# Cannondale Sizing



## leesub (Feb 17, 2005)

Am 6' with a 87cm inseam. Thinking about either the 56 or 58 frame. 56 is the right size but am concerned about the seat to handlebar drop being too much. Anyone else have this problem? 

Thanks in advance.


----------



## LeDomestique (Jan 17, 2007)

I think you'd fit better on a 58.....who fitted you to the 56?


----------



## TassR700 (May 24, 2007)

I was in the same situation between a 58 and 60. I went with a 60 and shorter stem to avoid the large saddle to bar drop since I was buying the bike primarily for recreational riding, not racing.


----------



## stwok (Mar 15, 2007)

leesub said:


> Am 6' with a 87cm inseam. Thinking about either the 56 or 58 frame. 56 is the right size but am concerned about the seat to handlebar drop being too much. Anyone else have this problem?
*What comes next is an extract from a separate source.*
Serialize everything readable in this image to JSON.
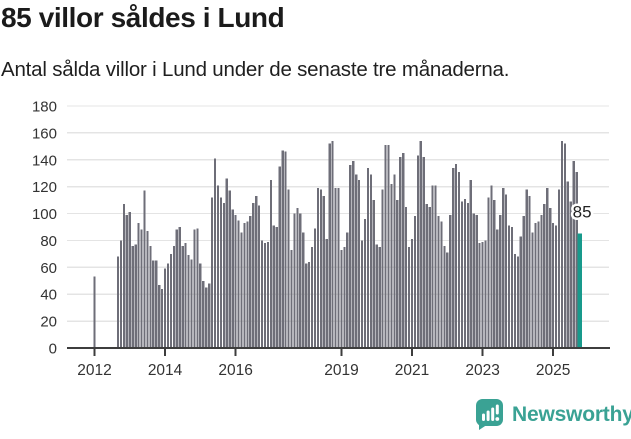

Your inseam is nearly half of your body length??? You might want to pay more attention to the top tube length. You might have a short torsso. I'm 6' also with a 78 cm (about 30.5 inches) inseam, my old bike is a 56 cm, my new one is a 57cm. I prefer the 56 cm.


----------



## cbuchanan (Mar 6, 2006)

I am 6'1" with a 82.5cm inseam. Riding a 58cm Six13, 175mm cranks, 120mm stem. Fits like a glove. I have ridden a 56cm Six13 and it was not terrible, only slightly cramped. I agree with stwok that the top tube is probably more important for your build. The TT on the 56cm would probably fit you a bit better.


----------